İkincisi ise 23-26 Mayıs tarihleri arasında olan ikinci iklim grevine birincisinden daha fazla merkezde ve katılımla, sürdürülebilir bir iklim politikası ve ekolojik dengelerin korunması talepleri, Basel ve İsviçre’nin diğer merkezlerinde olduğu gibi, sokaklarda dile getirilecek.
24 Mayıs 2019 Cuma günü ikincisi gerçekleşen küresel iklim grevi eyleminin üçüncüsü de izleyecek. Bu üçüncüsüne daha fazla katılımın sağlanması için, daha fazla çabanın sarf edilmesi gerektiği yürüyüşte sıklıkla dile getirildi. Gelinen aşamada iklim grevinin bir öğrenci grevini çoktan aştığı belirtilerek, dünya çapında öğrencilerin yanı sıra, işçi ve emekçilerdeki katılımın da giderek arttığına vurgu yapıldı ve bu katılımların toplumun bir çok kesimini kapsayarak artacağı belirtildi.
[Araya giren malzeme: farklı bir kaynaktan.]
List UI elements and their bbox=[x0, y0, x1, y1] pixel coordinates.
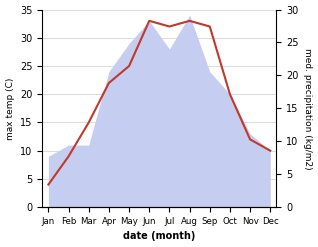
X-axis label: date (month): date (month) bbox=[123, 231, 196, 242]
Y-axis label: max temp (C): max temp (C) bbox=[5, 77, 15, 140]
Y-axis label: med. precipitation (kg/m2): med. precipitation (kg/m2) bbox=[303, 48, 313, 169]
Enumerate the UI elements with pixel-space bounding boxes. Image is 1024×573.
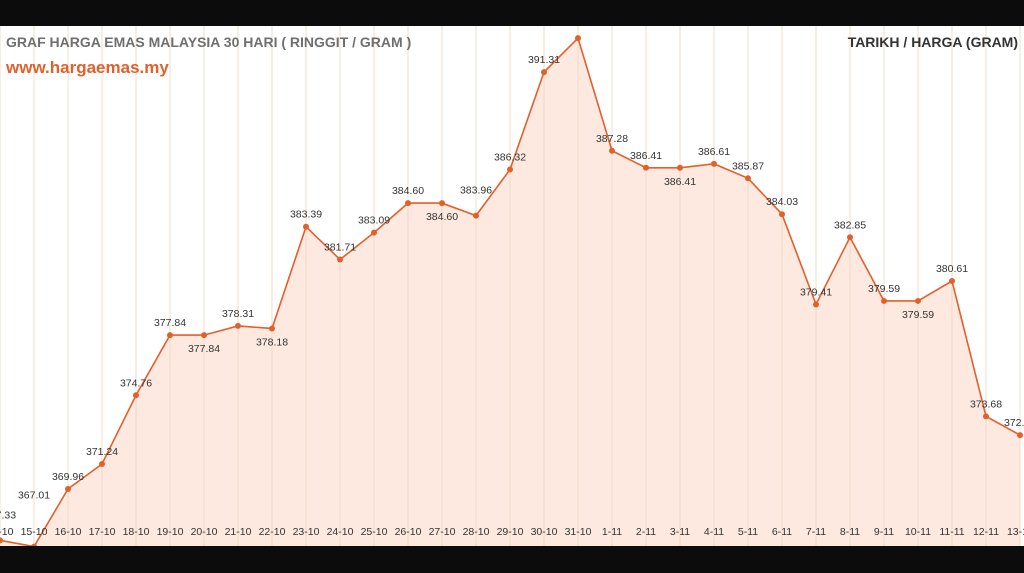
data-point <box>269 325 275 332</box>
data-point <box>847 234 853 241</box>
x-tick-label: 13-11 <box>1007 526 1024 538</box>
data-point <box>643 164 649 171</box>
x-tick-label: 27-10 <box>429 526 456 538</box>
data-point <box>405 200 411 207</box>
data-label: 380.61 <box>936 263 968 275</box>
data-point <box>609 147 615 154</box>
data-label: 383.96 <box>460 185 492 197</box>
data-label: 384.03 <box>766 196 798 208</box>
data-point <box>133 392 139 399</box>
x-tick-label: 11-11 <box>939 526 964 538</box>
x-tick-label: 3-11 <box>670 526 690 538</box>
data-point <box>99 460 105 467</box>
data-label: 386.32 <box>494 152 526 164</box>
x-tick-label: 24-10 <box>327 526 354 538</box>
data-point <box>1017 432 1023 439</box>
data-point <box>541 69 547 76</box>
x-tick-label: 25-10 <box>361 526 388 538</box>
x-tick-label: 31-10 <box>565 526 592 538</box>
data-point <box>473 212 479 219</box>
x-tick-label: 23-10 <box>293 526 320 538</box>
data-point <box>303 223 309 230</box>
data-label: 372.72 <box>1004 417 1024 429</box>
x-tick-label: 15-10 <box>21 526 48 538</box>
data-label: 378.18 <box>256 336 288 348</box>
data-label: 379.41 <box>800 286 832 298</box>
data-point <box>711 160 717 167</box>
data-point <box>235 322 241 329</box>
legend-title: TARIKH / HARGA (GRAM) <box>847 34 1018 50</box>
data-label: 384.60 <box>426 211 458 223</box>
x-tick-label: 16-10 <box>55 526 82 538</box>
x-tick-label: 22-10 <box>259 526 286 538</box>
data-label: 373.68 <box>970 398 1002 410</box>
data-label: 369.96 <box>52 471 84 483</box>
website-link[interactable]: www.hargaemas.my <box>6 58 169 77</box>
data-point <box>779 211 785 218</box>
data-label: 386.41 <box>664 176 696 188</box>
data-label: 378.31 <box>222 308 254 320</box>
x-tick-label: 14-10 <box>0 526 14 538</box>
data-label: 383.39 <box>290 209 322 221</box>
x-tick-label: 21-10 <box>225 526 252 538</box>
x-tick-label: 18-10 <box>123 526 150 538</box>
data-point <box>507 166 513 173</box>
data-label: 371.24 <box>86 446 118 458</box>
data-label: 386.41 <box>630 150 662 162</box>
x-tick-label: 7-11 <box>806 526 826 538</box>
data-point <box>983 413 989 420</box>
x-tick-label: 1-11 <box>602 526 622 538</box>
data-point <box>915 297 921 304</box>
data-label: 387.28 <box>596 133 628 145</box>
data-label: 374.76 <box>120 377 152 389</box>
chart-area: 14-10 15-10 16-10 17-10 18-10 19-10 20-10 21-10… <box>0 26 1024 546</box>
data-label: 367.33 <box>0 509 16 521</box>
x-tick-label: 26-10 <box>395 526 422 538</box>
data-label: 382.85 <box>834 219 866 231</box>
data-point <box>745 175 751 182</box>
data-label: 377.84 <box>188 343 220 355</box>
x-tick-label: 9-11 <box>874 526 894 538</box>
data-point <box>881 297 887 304</box>
data-point <box>949 278 955 285</box>
x-tick-label: 4-11 <box>704 526 724 538</box>
x-tick-label: 12-11 <box>973 526 999 538</box>
chart-title: GRAF HARGA EMAS MALAYSIA 30 HARI ( RINGG… <box>6 34 412 50</box>
data-point <box>201 332 207 339</box>
x-tick-label: 28-10 <box>463 526 490 538</box>
data-point <box>439 200 445 207</box>
x-tick-label: 30-10 <box>531 526 558 538</box>
data-point <box>0 537 3 544</box>
data-label: 367.01 <box>18 490 50 502</box>
data-point <box>575 35 581 42</box>
data-point <box>677 164 683 171</box>
x-tick-label: 10-11 <box>905 526 931 538</box>
x-tick-label: 19-10 <box>157 526 184 538</box>
data-label: 385.87 <box>732 160 764 172</box>
gold-price-chart: 14-10 15-10 16-10 17-10 18-10 19-10 20-10 21-10… <box>0 26 1024 546</box>
data-point <box>167 332 173 339</box>
data-point <box>65 485 71 492</box>
data-label: 386.61 <box>698 146 730 158</box>
data-label: 377.84 <box>154 317 186 329</box>
data-point <box>371 229 377 236</box>
data-label: 383.09 <box>358 215 390 227</box>
x-tick-label: 5-11 <box>738 526 758 538</box>
data-label: 391.31 <box>528 54 560 66</box>
data-point <box>813 301 819 308</box>
x-tick-label: 29-10 <box>497 526 524 538</box>
data-label: 379.59 <box>902 309 934 321</box>
x-tick-label: 6-11 <box>772 526 792 538</box>
data-label: 384.60 <box>392 185 424 197</box>
x-tick-label: 8-11 <box>840 526 860 538</box>
data-point <box>337 256 343 263</box>
data-label: 379.59 <box>868 283 900 295</box>
x-tick-label: 17-10 <box>89 526 116 538</box>
x-tick-label: 2-11 <box>636 526 656 538</box>
data-label: 381.71 <box>324 242 356 254</box>
x-tick-label: 20-10 <box>191 526 218 538</box>
data-point <box>31 543 37 546</box>
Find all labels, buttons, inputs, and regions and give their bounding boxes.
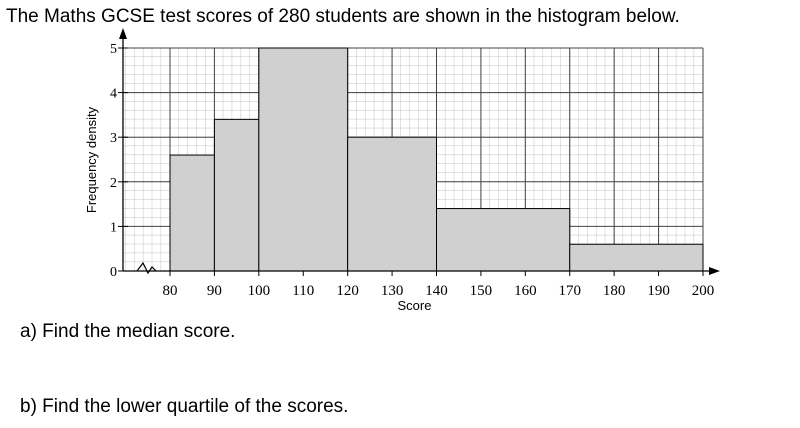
x-tick-label: 170	[559, 283, 582, 299]
x-tick-label: 100	[248, 283, 271, 299]
x-tick-label: 200	[692, 283, 715, 299]
bar	[258, 47, 349, 272]
question: The Maths GCSE test scores of 280 studen…	[6, 6, 680, 27]
x-tick-label: 150	[470, 283, 493, 299]
y-tick-label: 1	[110, 220, 117, 235]
y-tick-label: 3	[110, 131, 117, 146]
x-tick-label: 120	[336, 283, 359, 299]
bar	[347, 136, 437, 272]
x-tick-label: 80	[163, 283, 178, 299]
y-arrow	[119, 28, 127, 39]
part-a: a) Find the median score.	[20, 321, 235, 342]
histogram: 80 90 100 110 120 130 140 150 160 170 180 190 200 0 1 2…	[84, 28, 720, 313]
bar	[169, 154, 215, 272]
y-tick-label: 0	[110, 265, 117, 280]
y-tick-label: 4	[110, 87, 117, 102]
y-tick-label: 5	[110, 42, 117, 57]
part-b: b) Find the lower quartile of the scores…	[20, 396, 348, 417]
y-tick-label: 2	[110, 176, 117, 191]
axis-break	[136, 261, 157, 275]
bar	[213, 118, 260, 272]
bar	[436, 208, 571, 272]
x-tick-label: 160	[514, 283, 537, 299]
x-tick-label: 90	[207, 283, 222, 299]
bar	[569, 243, 704, 272]
x-tick-label: 190	[647, 283, 670, 299]
x-tick-label: 140	[425, 283, 448, 299]
y-axis-label: Frequency density	[84, 106, 99, 213]
x-tick-label: 180	[603, 283, 626, 299]
x-tick-label: 130	[381, 283, 404, 299]
x-axis-label: Score	[398, 298, 432, 313]
x-arrow	[709, 267, 720, 275]
x-tick-label: 110	[292, 283, 314, 299]
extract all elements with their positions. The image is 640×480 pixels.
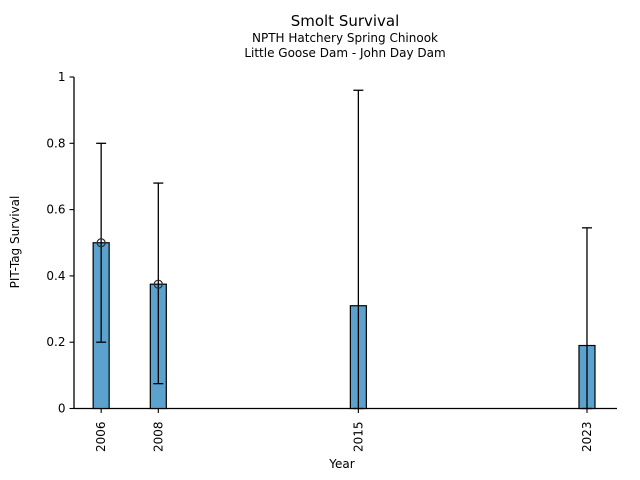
chart-subtitle-line1: NPTH Hatchery Spring Chinook [252, 31, 438, 45]
y-tick-label: 0.8 [46, 136, 65, 150]
y-tick-label: 1 [58, 70, 66, 84]
x-tick-label: 2008 [151, 422, 165, 453]
plot-area: 0 0.2 0.4 0.6 0.8 1 2006 2008 2015 2023 [46, 70, 617, 452]
x-tick-label: 2023 [580, 422, 594, 453]
y-tick-label: 0 [58, 402, 66, 416]
y-tick-label: 0.4 [46, 269, 65, 283]
y-tick-label: 0.2 [46, 335, 65, 349]
y-tick-label: 0.6 [46, 203, 65, 217]
x-tick-label: 2006 [94, 422, 108, 453]
x-tick-label: 2015 [351, 422, 365, 453]
chart-title: Smolt Survival [291, 12, 400, 30]
chart-subtitle-line2: Little Goose Dam - John Day Dam [244, 46, 445, 60]
point-marker [153, 279, 163, 289]
point-marker [96, 238, 106, 248]
x-axis-label: Year [328, 457, 354, 471]
y-axis-label: PIT-Tag Survival [8, 196, 22, 289]
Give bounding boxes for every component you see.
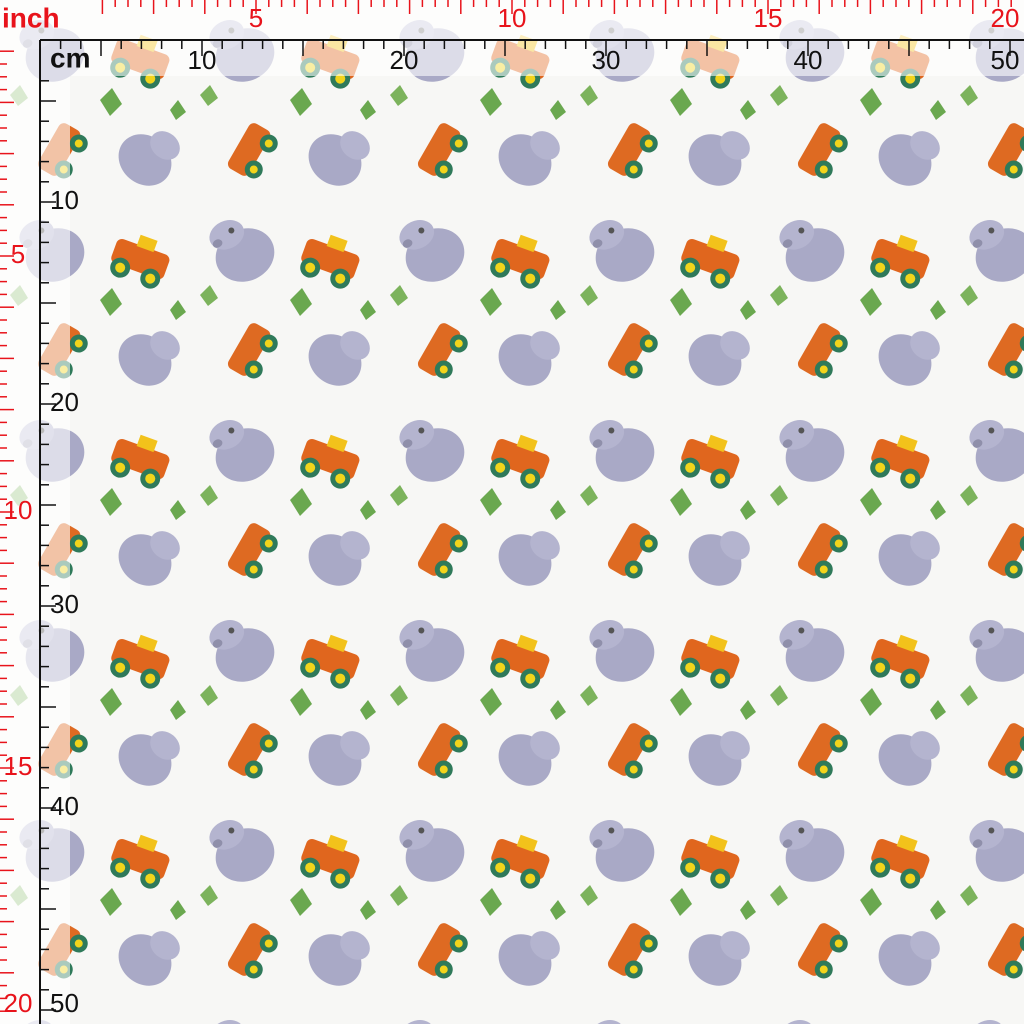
cm-number: 30 xyxy=(592,45,621,75)
cm-number: 30 xyxy=(50,589,79,619)
left-cm-strip xyxy=(40,76,70,1024)
inch-number: 20 xyxy=(4,988,33,1018)
inch-number: 10 xyxy=(4,495,33,525)
inch-label: inch xyxy=(2,2,60,33)
cm-label: cm xyxy=(50,42,90,73)
inch-number: 10 xyxy=(498,3,527,33)
cm-number: 10 xyxy=(50,185,79,215)
cm-number: 40 xyxy=(794,45,823,75)
left-inch-strip xyxy=(0,40,40,1024)
cm-ruler-strip xyxy=(40,40,1024,76)
inch-number: 15 xyxy=(4,751,33,781)
inch-number: 5 xyxy=(249,3,263,33)
cm-number: 20 xyxy=(390,45,419,75)
cm-number: 10 xyxy=(188,45,217,75)
cm-number: 50 xyxy=(50,988,79,1018)
cm-number: 20 xyxy=(50,387,79,417)
inch-number: 5 xyxy=(11,239,25,269)
inch-number: 20 xyxy=(991,3,1020,33)
cm-number: 50 xyxy=(991,45,1020,75)
inch-number: 15 xyxy=(754,3,783,33)
cm-number: 40 xyxy=(50,791,79,821)
ruler-ticks xyxy=(0,0,1012,1012)
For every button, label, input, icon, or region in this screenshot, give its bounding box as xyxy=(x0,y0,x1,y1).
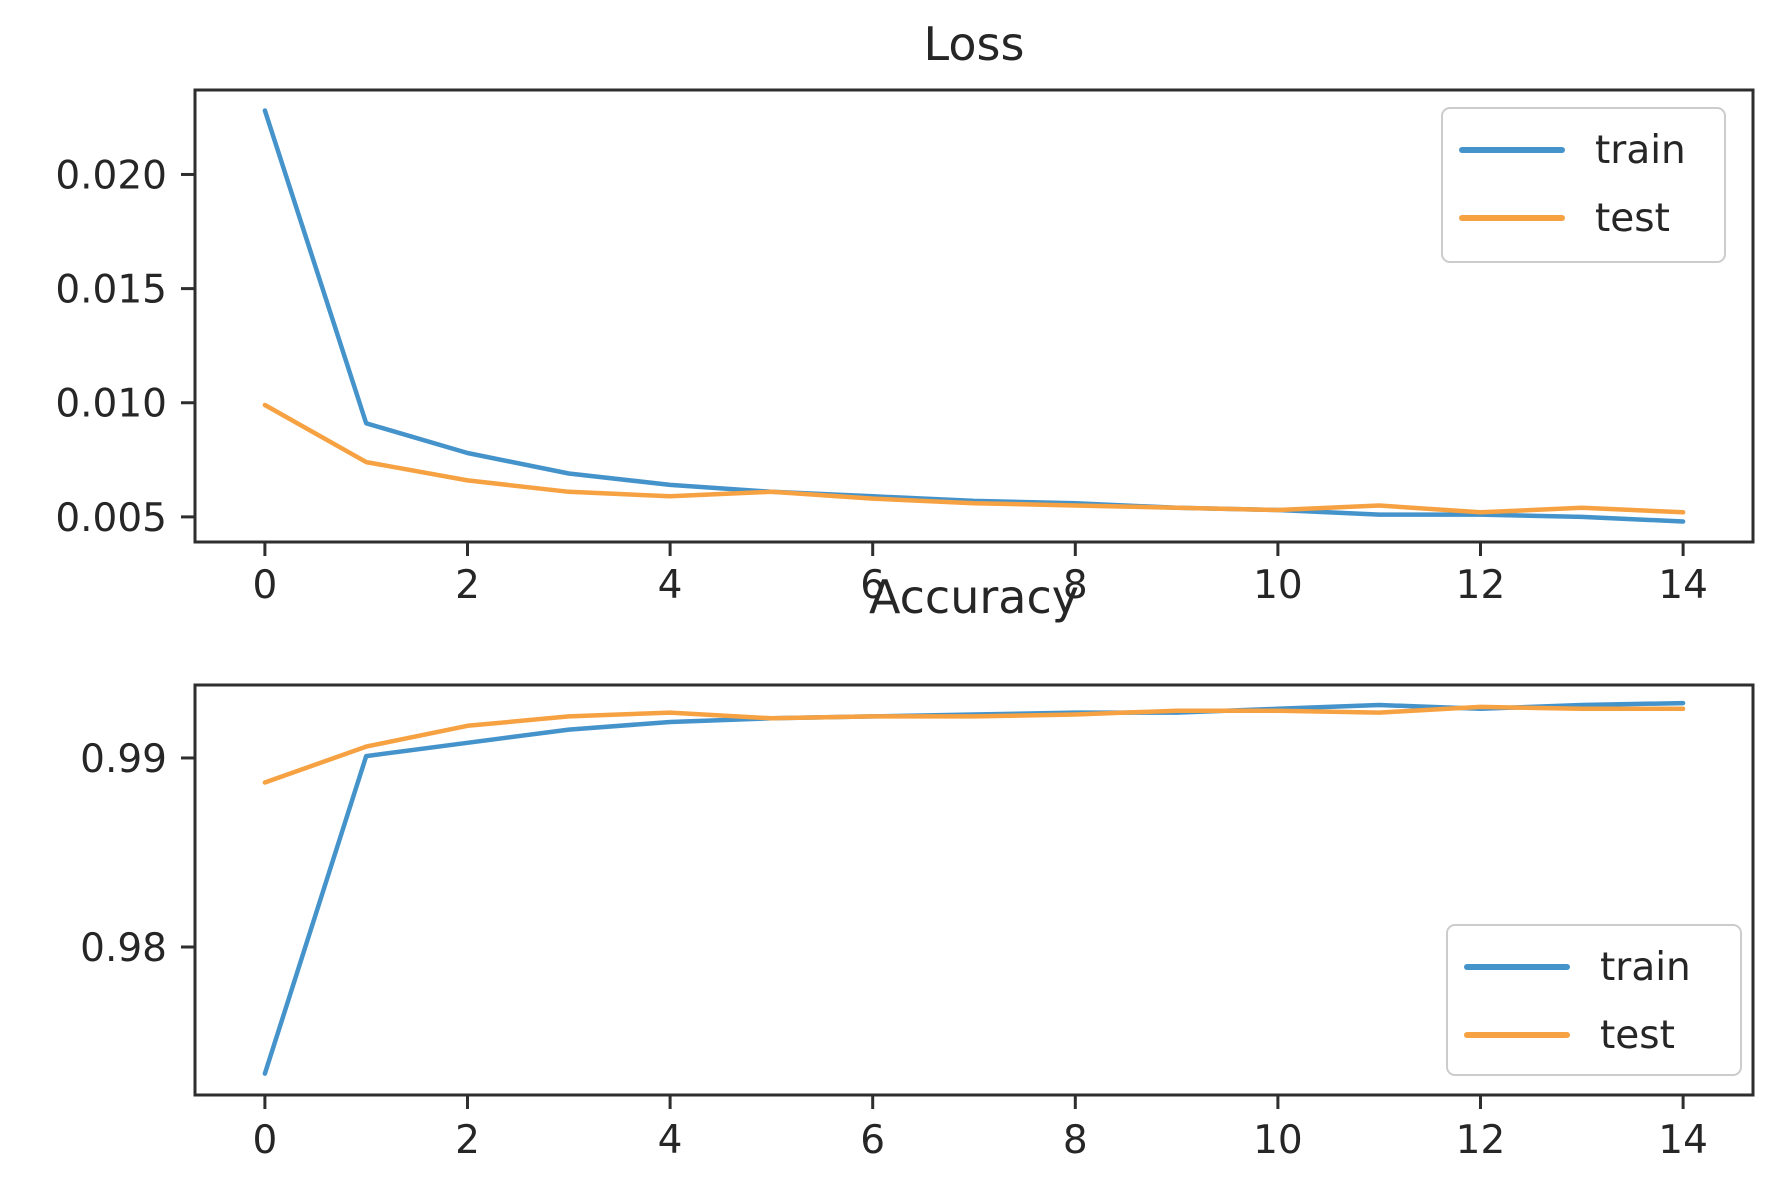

Basel’de bitiş ve başlangıç noktalarında ve yürüyüş boyunca yapılan konuşmalarda “50 yıldan fazla bir süredir, dünya çapında ekonomi ve politikanın sorumluları iklim değişikliğinin yaratacağı sonuçların farkında olmalarına rağmen, önleyici bir adım atmamaları nedeniyle, bugün böyle bir sonuca gelinmiştir” denildi. Açıklamanın devamında; “Buna bir son vermeliyiz, küresel ısınmayı 1.5 ° C ile sınırlamak, birçok bilimsel çalışmayla da kanıtlandığı gibi, yeterli değildir. Hedefe ulaşmak için toplumumuzu radikal bir biçimde dönüştürmek ve ayağa kaldırmak zorundayız. Biraz daha az et yemek ve daha az uçmak yeterli değildir. Dünya çapında yaklaşık 100 şirket tüm sera gazı emisyonlarının% 71'ini oluşturuyor. Sadece bu, gerekli önlemlerin bireysel olarak değil sosyal ve siyasal olarak ele alınması gerektiğini göstermektedir. Bu nedenle bugün yola çıktık ve iklim politikasında köklü bir değişiklik yapılması için yüksek sesle çağrıda bulunduk. Sürdürülebilir, insanların ve tüm canlıların ihtiyacı kadar bir üretim esas alınmalıdır. Yeraltı ve yer üstü kaynakları sonsuz değildir. Bu nedenle, kâr için doğanın tahrip edilmesine son verilmeli, kâr ve daha çok kâr üzerine inşa edilmiş bir büyüme mantığına son vermeliyiz.”
Eylemde dile getirilen bir başka talepte ise; “Ülke çapında bir acil iklim durumunun ilan edilmesi ve net CO2 emisyonlarının 2030 yılına kadar sıfıra düşürülmesi. Bu taleplere kulak verilmezse, taleplerin gerçekleşmesi için ikinci bir adımda sistem değişikliği gerekiyor” denilerek, gerçekte yürünecek yola vurgu yapıldı.